In Kobe after the 1995 earthquake, everything had to be rebuilt. Luckily, the government had the investment to do it and came up with an integrated solution. But all cities don’t get this chance of a makeover. I don’t think anyone has found an ideal answer to integrating the ‘informal’ sector [squatters etc] with the more ‘formal’ work of development. It’s more complicated than having the money for it; it’s a social capital issue.

It’s been relatively easy to take care of this problem in older Western cities. London has considerable docklands, but they were largely abandoned by the time they started to develop. So also New York. In fact, New York in the 1880-90s was what Mumbai is today, with a different economic situation. Antwerp comes closest to the ideal of understanding the relationship of a port to a city and its expansion. Even authorities in London and New York have tried to take lessons from it.

On the other hand, places like Istanbul, which had a very dense ferry system, discovered the disadvantage of sidelining this. It started building bridges — about three or four across the Basra — and traffic was worse than ever. There were bottlenecks at various points. In Seoul, the mayor actually dismantled an elevated highway and ‘brought back’ a river that had been channelled to run under the city. Putting the river back has traffic working better, and both the eco-system and the weather have improved.

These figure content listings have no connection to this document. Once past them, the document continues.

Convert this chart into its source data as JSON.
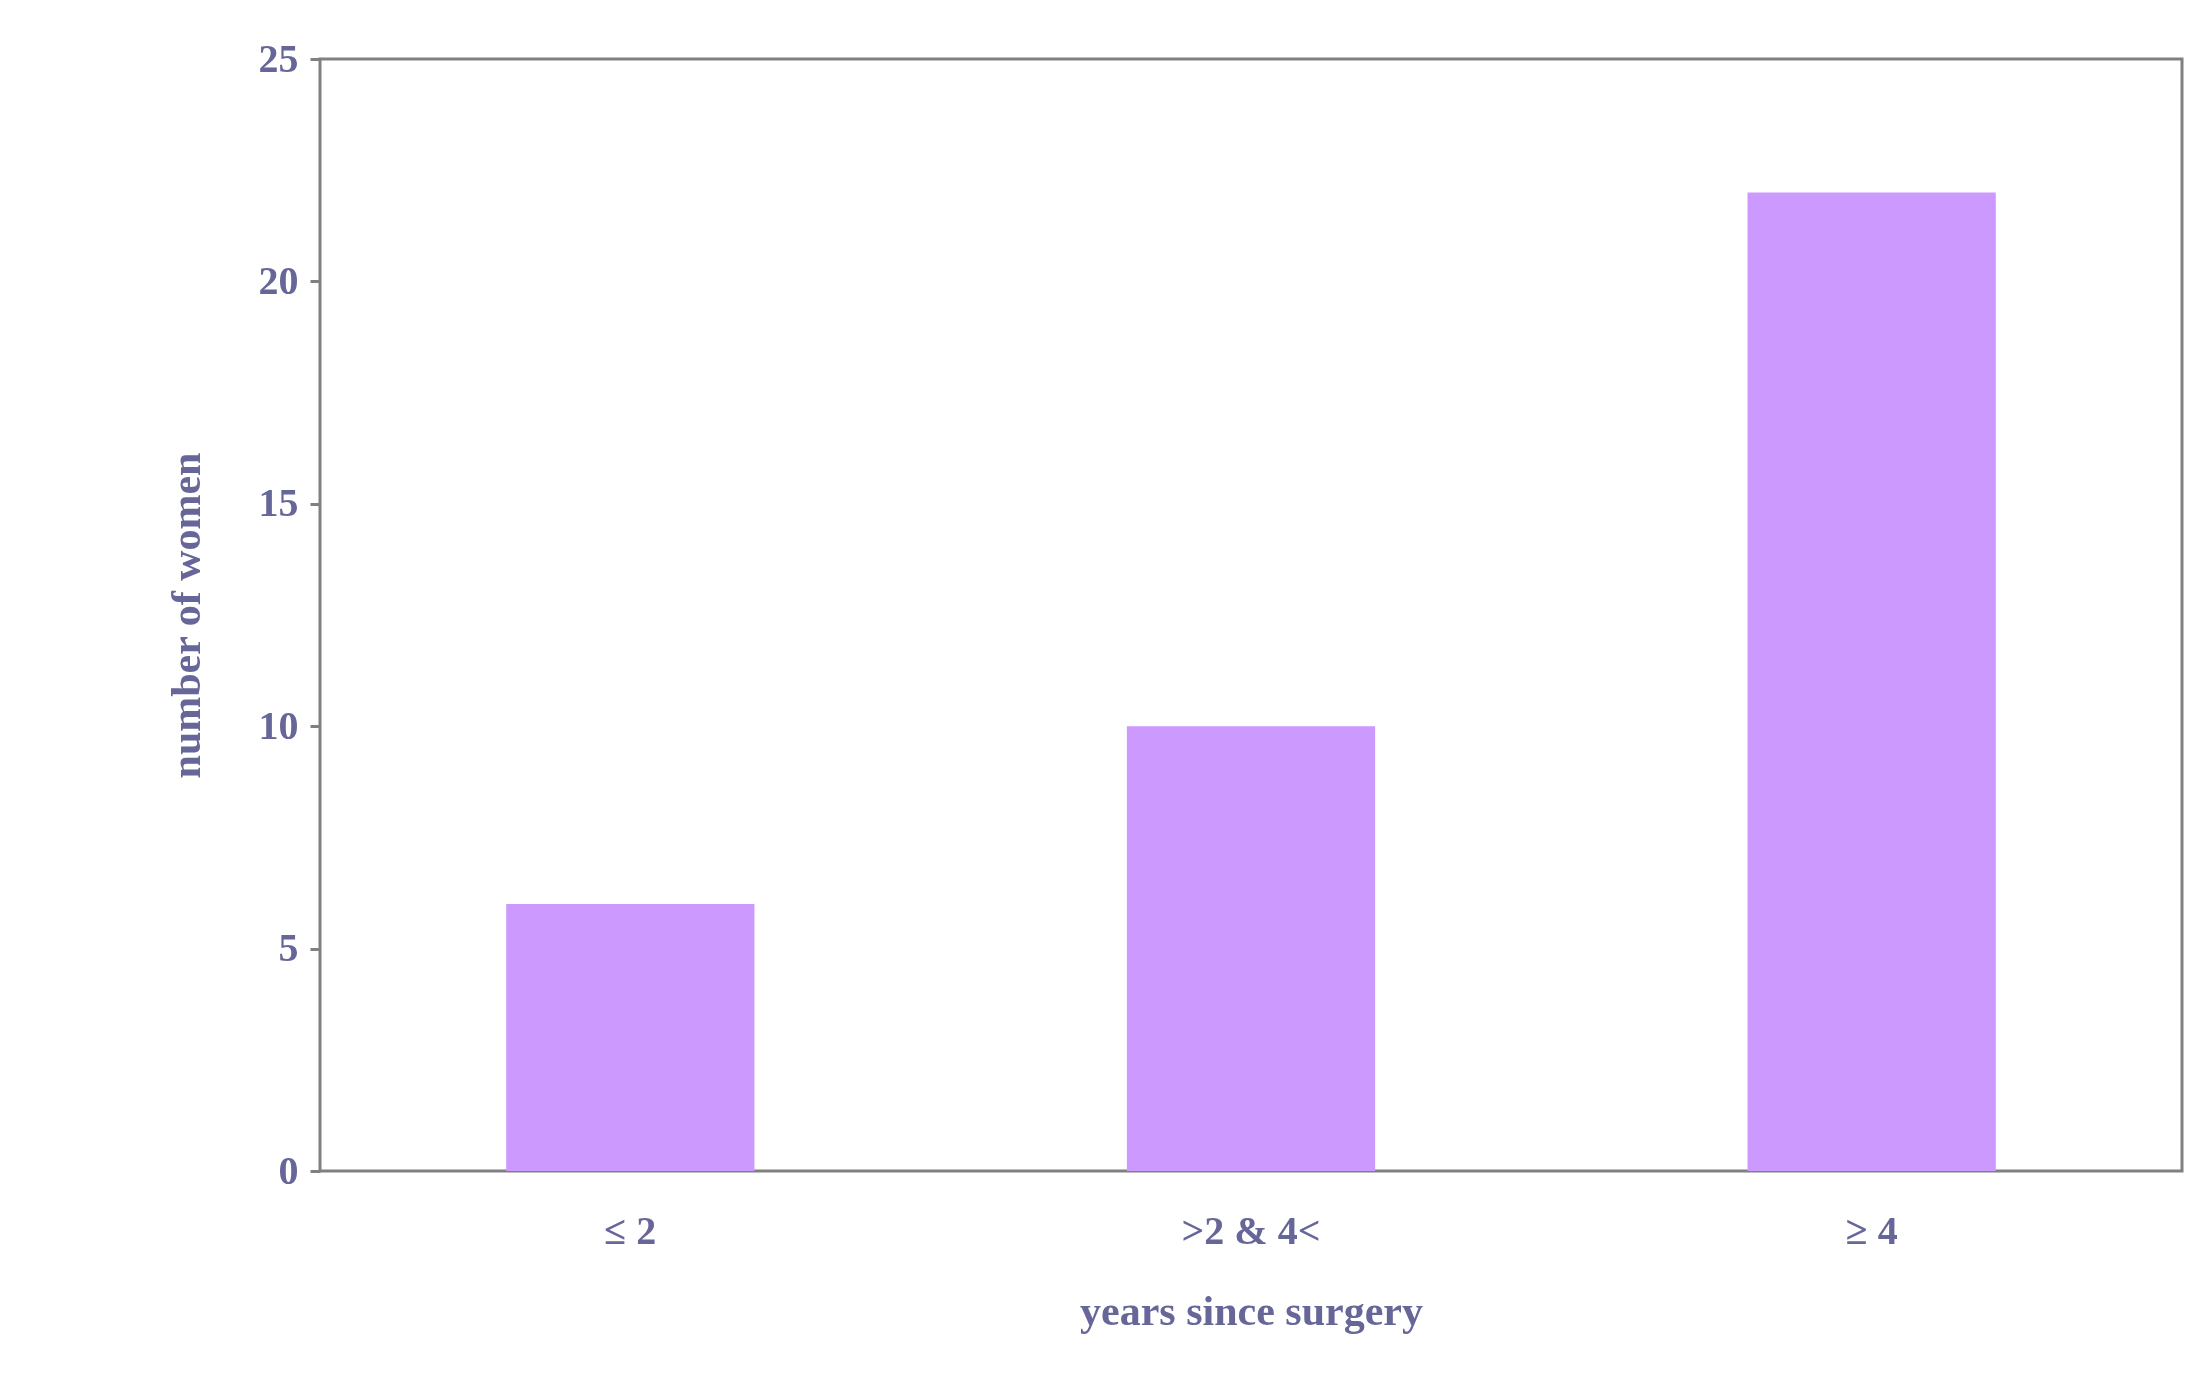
{
  "chart_data": {
    "type": "bar",
    "xlabel": "years since surgery",
    "ylabel": "number of women",
    "categories": [
      "≤ 2",
      ">2 & 4<",
      "≥ 4"
    ],
    "values": [
      6,
      10,
      22
    ],
    "color": "#cc99ff",
    "ylim": [
      0,
      25
    ],
    "yticks": [
      0,
      5,
      10,
      15,
      20,
      25
    ],
    "grid": false
  }
}
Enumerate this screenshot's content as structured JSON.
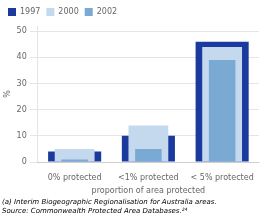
{
  "chart_data": {
    "type": "bar",
    "xlabel": "proportion of area protected",
    "ylabel": "%",
    "annotations": [
      "(a) Interim Biogeographic Regionalisation for Australia areas.",
      "Source: Commonwealth Protected Area Databases.²⁴"
    ],
    "categories": [
      "0% protected",
      "<1% protected",
      "< 5% protected"
    ],
    "series": [
      {
        "name": "1997",
        "color": "#1a3a9e",
        "values": [
          4,
          10,
          46
        ]
      },
      {
        "name": "2000",
        "color": "#c5d9ee",
        "values": [
          5,
          14,
          44
        ]
      },
      {
        "name": "2002",
        "color": "#7aaad4",
        "values": [
          1,
          5,
          39
        ]
      }
    ],
    "ylim": [
      0,
      52
    ],
    "yticks": [
      0,
      10,
      20,
      30,
      40,
      50
    ],
    "grid": true,
    "legend": "upper left"
  }
}
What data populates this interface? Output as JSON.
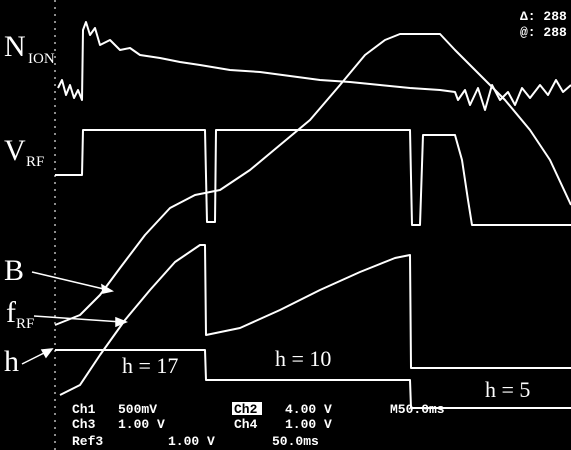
{
  "trace_labels": {
    "n_ion": {
      "symbol": "N",
      "subscript": "ION"
    },
    "v_rf": {
      "symbol": "V",
      "subscript": "RF"
    },
    "b": "B",
    "f_rf": {
      "symbol": "f",
      "subscript": "RF"
    },
    "h": "h"
  },
  "harmonics": [
    "h = 17",
    "h = 10",
    "h = 5"
  ],
  "cursor": {
    "delta": "Δ: 288",
    "at": "@: 288"
  },
  "readout": {
    "rows": [
      [
        "Ch1",
        "500mV",
        "Ch2",
        "4.00 V",
        "M50.0ms"
      ],
      [
        "Ch3",
        "1.00 V",
        "Ch4",
        "1.00 V"
      ],
      [
        "Ref3",
        "1.00 V",
        "50.0ms"
      ]
    ]
  }
}
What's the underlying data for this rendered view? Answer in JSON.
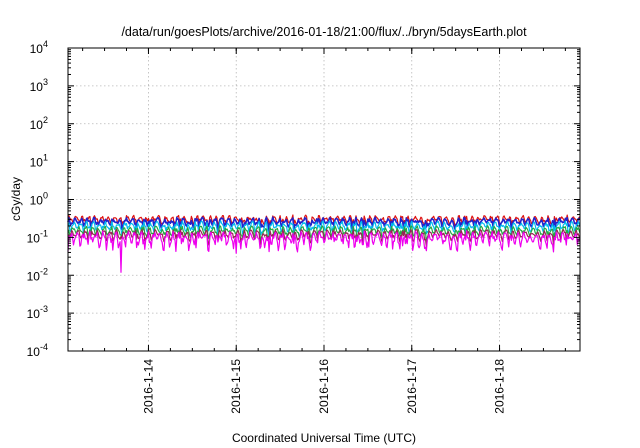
{
  "chart_data": {
    "type": "line",
    "title": "/data/run/goesPlots/archive/2016-01-18/21:00/flux/../bryn/5daysEarth.plot",
    "xlabel": "Coordinated Universal Time (UTC)",
    "ylabel": "cGy/day",
    "yscale": "log",
    "ylim": [
      0.0001,
      10000
    ],
    "xlim": [
      "2016-01-13 02:00",
      "2016-01-18 22:00"
    ],
    "x_ticks": [
      "2016-1-14",
      "2016-1-15",
      "2016-1-16",
      "2016-1-17",
      "2016-1-18"
    ],
    "y_ticks": [
      {
        "base": "10",
        "exp": "4"
      },
      {
        "base": "10",
        "exp": "3"
      },
      {
        "base": "10",
        "exp": "2"
      },
      {
        "base": "10",
        "exp": "1"
      },
      {
        "base": "10",
        "exp": "0"
      },
      {
        "base": "10",
        "exp": "-1"
      },
      {
        "base": "10",
        "exp": "-2"
      },
      {
        "base": "10",
        "exp": "-3"
      },
      {
        "base": "10",
        "exp": "-4"
      }
    ],
    "grid": true,
    "series": [
      {
        "color": "#dd1111",
        "base": 0.3,
        "amp": 0.1
      },
      {
        "color": "#2222cc",
        "base": 0.26,
        "amp": 0.09
      },
      {
        "color": "#00bbee",
        "base": 0.2,
        "amp": 0.08
      },
      {
        "color": "#22aa44",
        "base": 0.15,
        "amp": 0.06
      },
      {
        "color": "#992255",
        "base": 0.12,
        "amp": 0.05
      },
      {
        "color": "#ee00ee",
        "base": 0.095,
        "amp": 0.06
      }
    ],
    "dips": [
      {
        "t": "2016-01-13 16:30",
        "value": 0.012
      },
      {
        "t": "2016-01-15 00:00",
        "value": 0.038
      },
      {
        "t": "2016-01-15 09:00",
        "value": 0.042
      },
      {
        "t": "2016-01-16 21:30",
        "value": 0.06
      }
    ]
  }
}
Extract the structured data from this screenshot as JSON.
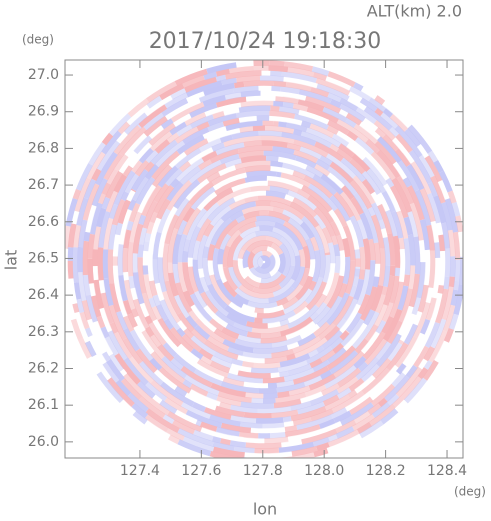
{
  "chart_data": {
    "type": "ppi",
    "title": "2017/10/24 19:18:30",
    "subtitle": "ALT(km) 2.0",
    "x_label": "lon",
    "y_label": "lat",
    "x_unit": "(deg)",
    "y_unit": "(deg)",
    "xlim": [
      127.156,
      128.452
    ],
    "ylim": [
      25.956,
      27.041
    ],
    "xticks": [
      127.4,
      127.6,
      127.8,
      {
        "value": 128,
        "label": "128.0"
      },
      128.2,
      128.4
    ],
    "yticks": [
      {
        "value": 26,
        "label": "26.0"
      },
      26.1,
      26.2,
      26.3,
      26.4,
      26.5,
      26.6,
      26.7,
      26.8,
      26.9,
      {
        "value": 27,
        "label": "27.0"
      }
    ]
  }
}
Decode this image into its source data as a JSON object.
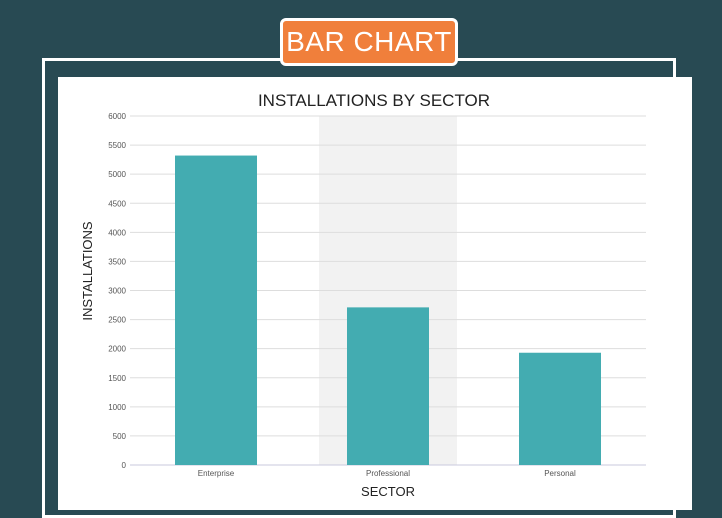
{
  "badge": {
    "label": "BAR CHART"
  },
  "colors": {
    "background": "#284a53",
    "badge": "#f07f3b",
    "bar": "#43acb1",
    "highlight_band": "#f2f2f2"
  },
  "chart_data": {
    "type": "bar",
    "title": "INSTALLATIONS BY SECTOR",
    "xlabel": "SECTOR",
    "ylabel": "INSTALLATIONS",
    "categories": [
      "Enterprise",
      "Professional",
      "Personal"
    ],
    "values": [
      5320,
      2710,
      1930
    ],
    "ylim": [
      0,
      6000
    ],
    "yticks": [
      0,
      500,
      1000,
      1500,
      2000,
      2500,
      3000,
      3500,
      4000,
      4500,
      5000,
      5500,
      6000
    ],
    "grid": true,
    "highlighted_category": "Professional"
  }
}
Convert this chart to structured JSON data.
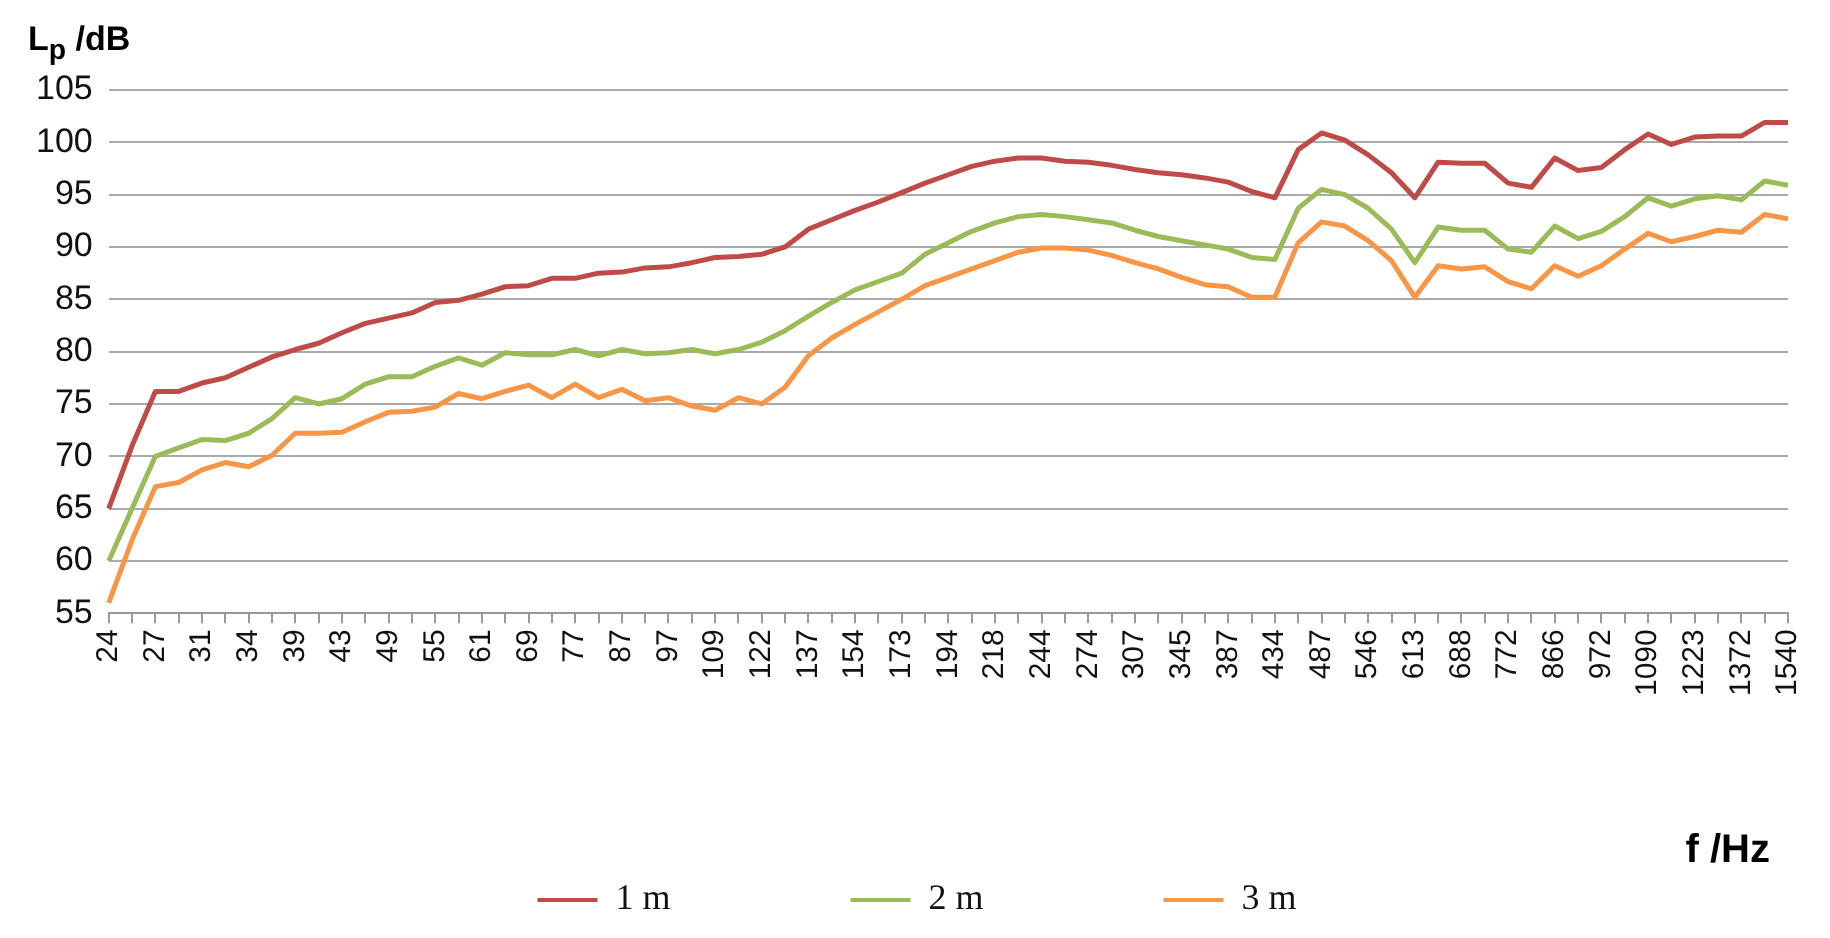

What are the lessons for Mumbai in this?
The mayors of cities across the world need to talk to each other in a non-political, non-threatening space. Unfortunately, there is no United Nations for mayors. But if New York, Shanghai and Mumbai were to engage in dialogue, they would find they have a lot to learn from each other. In June, we plan to have a New York-Shanghai mayor’s exchange. Self-education can happen more efficiently by exchanging problems and solutions.